Tomás, miembro del Grupo por la Tierra y el Territorio de Córdoba, que busca la reivindicación de los derechos de campesinos, afro e indígenas, comenta que la llegada de nuevos grupos ilegales a disputar la tierra fue más rápida de lo que esperaban:
 

“Nosotros hacíamos una hipótesis: cuando se desmoviliza un grupo viene un proceso de calma y luego aparece otro grupo. Esperábamos que eso durara tres o cuatro años, pero no, fue paralelo: ya las disidencias de la guerrilla tienen un matrimonio con las Bacrim y están operando”, afirma.

 



OPOSICIÓN A LOS ACUERDOS DE PAZ


A la llegada de nuevos grupos ilegales se suman los intereses de élites locales y grupos de poder regionales que han manifestado una oposición a los acuerdos de paz y las reformas y cambios que estos conllevan, especialmente en lo atinente a medidas de retorno, restitución y reparación agraria. Por eso se cree que ellos también estarían detrás de las amenazas, hostigamientos y atentados en contra de defensores de derechos humanos y líderes, enfatiza el informe de la Defensoría del Pueblo.

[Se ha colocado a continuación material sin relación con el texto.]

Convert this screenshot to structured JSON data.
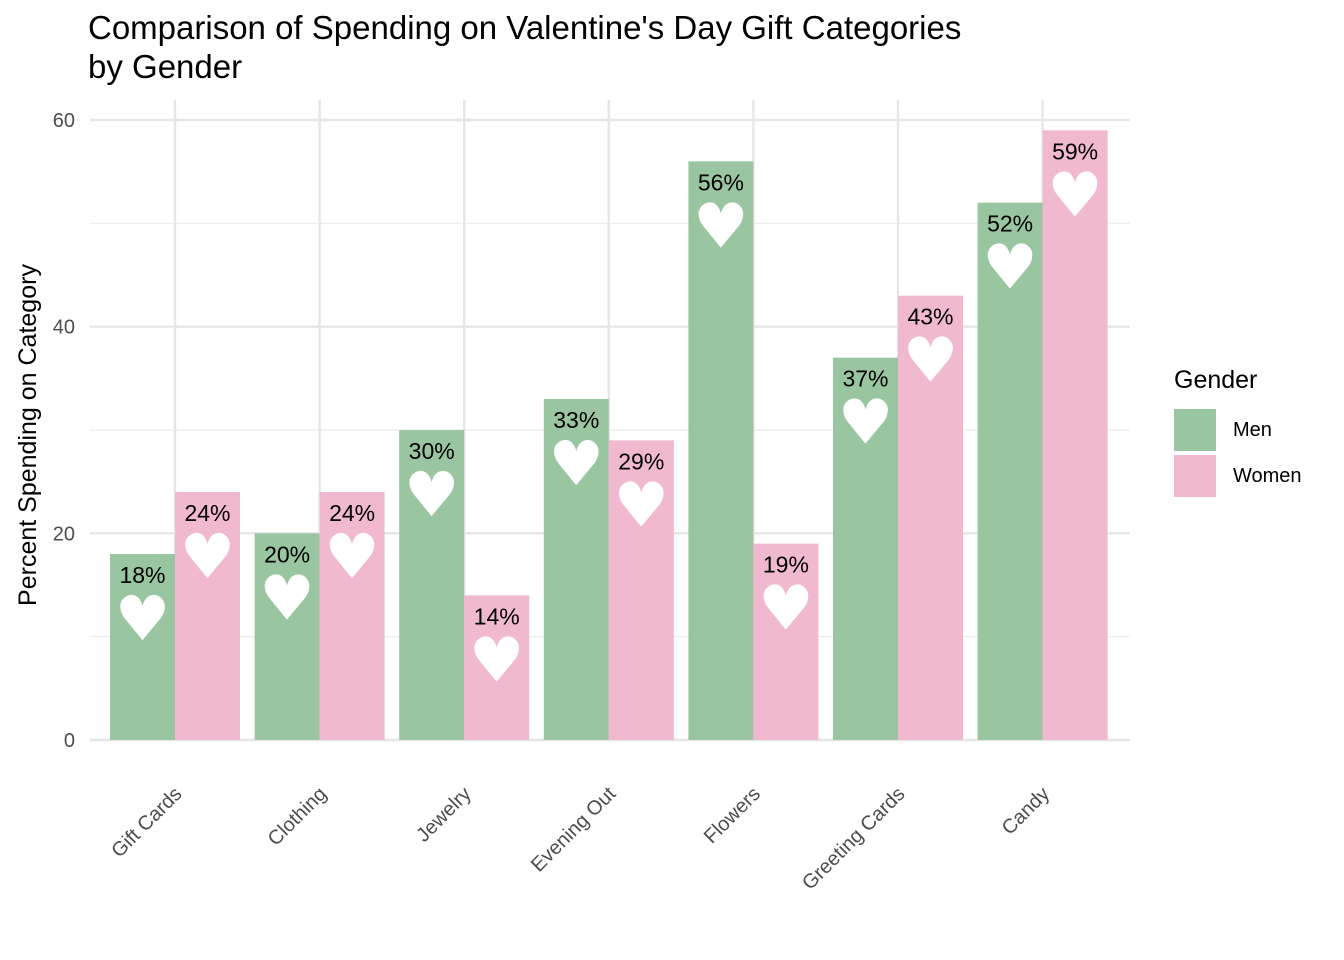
{
  "chart_data": {
    "type": "bar",
    "title": "Comparison of Spending on Valentine's Day Gift Categories\nby Gender",
    "title_lines": [
      "Comparison of Spending on Valentine's Day Gift Categories",
      "by Gender"
    ],
    "xlabel": "",
    "ylabel": "Percent Spending on Category",
    "categories": [
      "Gift Cards",
      "Clothing",
      "Jewelry",
      "Evening Out",
      "Flowers",
      "Greeting Cards",
      "Candy"
    ],
    "series": [
      {
        "name": "Men",
        "color": "#99c5a0",
        "values": [
          18,
          20,
          30,
          33,
          56,
          37,
          52
        ],
        "labels": [
          "18%",
          "20%",
          "30%",
          "33%",
          "56%",
          "37%",
          "52%"
        ]
      },
      {
        "name": "Women",
        "color": "#f0b9d0",
        "values": [
          24,
          24,
          14,
          29,
          19,
          43,
          59
        ],
        "labels": [
          "24%",
          "24%",
          "14%",
          "29%",
          "19%",
          "43%",
          "59%"
        ]
      }
    ],
    "y_ticks": [
      0,
      20,
      40,
      60
    ],
    "y_tick_labels": [
      "0",
      "20",
      "40",
      "60"
    ],
    "ylim": [
      0,
      62
    ],
    "grid": true,
    "legend": {
      "title": "Gender",
      "placement": "right"
    },
    "bar_marker": "heart"
  }
}
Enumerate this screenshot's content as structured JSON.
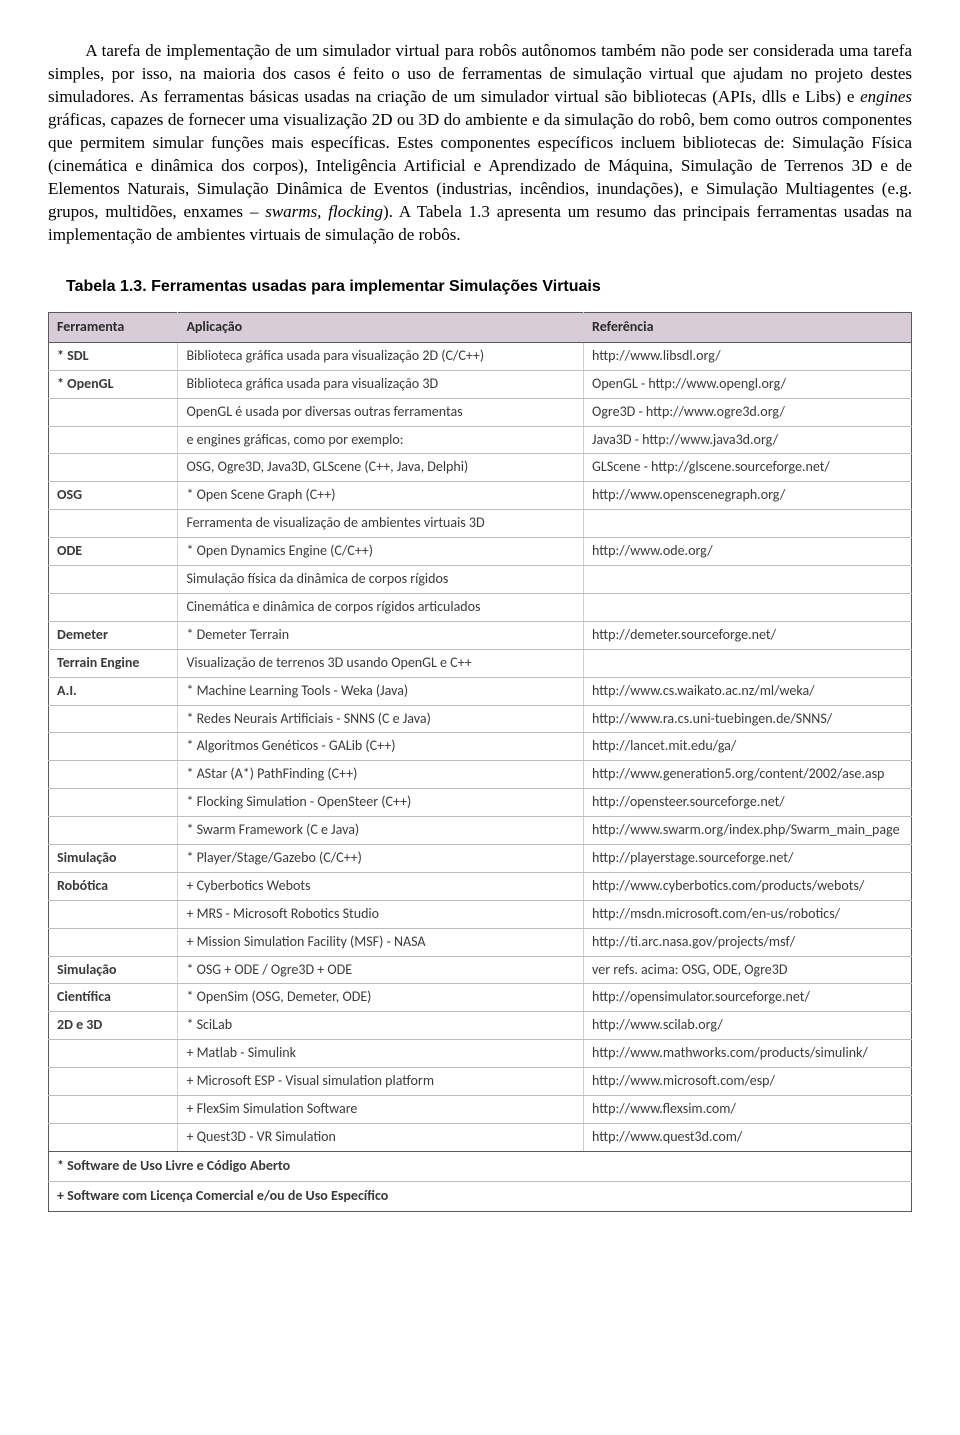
{
  "paragraph_html": "A tarefa de implementação de um simulador virtual para robôs autônomos também não pode ser considerada uma tarefa simples, por isso, na maioria dos casos é feito o uso de ferramentas de simulação virtual que ajudam no projeto destes simuladores. As ferramentas básicas usadas na criação de um simulador virtual são bibliotecas (APIs, dlls e Libs) e <span class=\"italic\">engines</span> gráficas, capazes de fornecer uma visualização 2D ou 3D do ambiente e da simulação do robô, bem como outros componentes que permitem simular funções mais específicas. Estes componentes específicos incluem bibliotecas de: Simulação Física (cinemática e dinâmica dos corpos), Inteligência Artificial e Aprendizado de Máquina, Simulação de Terrenos 3D e de Elementos Naturais, Simulação Dinâmica de Eventos (industrias, incêndios, inundações), e Simulação Multiagentes (e.g. grupos, multidões, enxames – <span class=\"italic\">swarms, flocking</span>). A Tabela 1.3 apresenta um resumo das principais ferramentas usadas na implementação de ambientes virtuais de simulação de robôs.",
  "table_caption": "Tabela 1.3. Ferramentas usadas para implementar Simulações Virtuais",
  "table": {
    "columns": [
      "Ferramenta",
      "Aplicação",
      "Referência"
    ],
    "col_widths": [
      "15%",
      "47%",
      "38%"
    ],
    "header_bg": "#d7ccd7",
    "border_color_outer": "#5a5a5a",
    "border_color_inner": "#bdbdbd",
    "font_family": "Segoe UI",
    "font_size_pt": 10.5,
    "rows": [
      [
        "* SDL",
        "Biblioteca gráfica usada para visualização 2D  (C/C++)",
        "http://www.libsdl.org/"
      ],
      [
        "* OpenGL",
        "Biblioteca gráfica usada para visualização 3D",
        "OpenGL - http://www.opengl.org/"
      ],
      [
        "",
        "OpenGL é usada por diversas outras ferramentas",
        "Ogre3D - http://www.ogre3d.org/"
      ],
      [
        "",
        "e engines gráficas, como por exemplo:",
        "Java3D - http://www.java3d.org/"
      ],
      [
        "",
        "OSG, Ogre3D, Java3D, GLScene (C++, Java, Delphi)",
        "GLScene - http://glscene.sourceforge.net/"
      ],
      [
        "OSG",
        "* Open Scene Graph (C++)",
        "http://www.openscenegraph.org/"
      ],
      [
        "",
        "Ferramenta de visualização de ambientes virtuais 3D",
        ""
      ],
      [
        "ODE",
        "* Open Dynamics Engine (C/C++)",
        "http://www.ode.org/"
      ],
      [
        "",
        "Simulação física da dinâmica de corpos rígidos",
        ""
      ],
      [
        "",
        "Cinemática e dinâmica de corpos rígidos articulados",
        ""
      ],
      [
        "Demeter",
        "* Demeter Terrain",
        "http://demeter.sourceforge.net/"
      ],
      [
        "Terrain Engine",
        "Visualização de terrenos 3D usando OpenGL e C++",
        ""
      ],
      [
        "A.I.",
        "* Machine Learning Tools - Weka (Java)",
        "http://www.cs.waikato.ac.nz/ml/weka/"
      ],
      [
        "",
        "* Redes Neurais Artificiais - SNNS (C e Java)",
        "http://www.ra.cs.uni-tuebingen.de/SNNS/"
      ],
      [
        "",
        "* Algoritmos Genéticos - GALib (C++)",
        "http://lancet.mit.edu/ga/"
      ],
      [
        "",
        "* AStar (A*) PathFinding (C++)",
        "http://www.generation5.org/content/2002/ase.asp"
      ],
      [
        "",
        "* Flocking Simulation - OpenSteer (C++)",
        "http://opensteer.sourceforge.net/"
      ],
      [
        "",
        "* Swarm Framework (C e Java)",
        "http://www.swarm.org/index.php/Swarm_main_page"
      ],
      [
        "Simulação",
        "* Player/Stage/Gazebo (C/C++)",
        "http://playerstage.sourceforge.net/"
      ],
      [
        "Robótica",
        "+ Cyberbotics Webots",
        "http://www.cyberbotics.com/products/webots/"
      ],
      [
        "",
        "+ MRS - Microsoft Robotics Studio",
        "http://msdn.microsoft.com/en-us/robotics/"
      ],
      [
        "",
        "+ Mission Simulation Facility (MSF) - NASA",
        "http://ti.arc.nasa.gov/projects/msf/"
      ],
      [
        "Simulação",
        "* OSG + ODE  /  Ogre3D + ODE",
        "ver refs. acima: OSG, ODE, Ogre3D"
      ],
      [
        "Científica",
        "* OpenSim (OSG, Demeter, ODE)",
        "http://opensimulator.sourceforge.net/"
      ],
      [
        "2D e 3D",
        "* SciLab",
        "http://www.scilab.org/"
      ],
      [
        "",
        "+ Matlab - Simulink",
        "http://www.mathworks.com/products/simulink/"
      ],
      [
        "",
        "+ Microsoft ESP - Visual simulation platform",
        "http://www.microsoft.com/esp/"
      ],
      [
        "",
        "+ FlexSim Simulation Software",
        "http://www.flexsim.com/"
      ],
      [
        "",
        "+ Quest3D - VR Simulation",
        "http://www.quest3d.com/"
      ]
    ],
    "footer": [
      "* Software de Uso Livre e Código Aberto",
      "+ Software com Licença Comercial e/ou de Uso Específico"
    ]
  }
}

“Ellos buscan desestabilizar y sacarnos del entorno para que todo quede como ellos han pretendido que quede, pero no, nosotros no vamos a dar nuestro brazo a torcer como líderes y lideresas. Vamos a enfrentar la situación, aunque sea difícil y, si damos la vida y con eso estamos empoderando a otros líderes en la defensa de nuestros derechos y la lucha por la tierra, vamos a estar ahí”, reflexionó María, otra lideresa de la región que hoy se encuentra amenazada.
 


A pesar del panorama de violencia en su contra, los líderes cordobeses siguen buscando la paz, como lo manifiesta Diego Pérez, de la organización Pensamiento y Acción Social: “en este departamento existen importantes iniciativas de paz que se resisten a aceptar que lo que quieren imponer los ilegales sea el destino definitivo para esta hermosa tierra”.

Y quienes mejor lo expresan son precisamente los líderes cordobeses, quienes reconocen su doloroso pasado, pero también quieren un presente y un futuro posible en su territorio para ellos y para sus familias.

 

Fuente: Defensoría del Pueblo


 

"Nos han hecho mucho daño, nos han masacrado, nos han expulsado y eso nos ha causado rabia, dolor, pero también hemos entendido que no podemos vivir con ese odio. Eso hay que superarlo, y en mi caso, de mi familia, y de gran parte de mi comunidad, nos ha funcionado. Estos procesos de paz no son por decreto, no son entre Gobierno y actor armado, nosotros nos tenemos que sumar para que crezcan y florezcan”, señala Omar, otro líder de la región.

El reto está entonces en brindar las condiciones para que, desde la base y desde sus comunidades, los líderes puedan desarrollar los cambios necesarios para la consolidación de la paz, sin que esto les cueste la vida.
 

*Los nombres fueron cambiados para proteger la seguridad de las personas.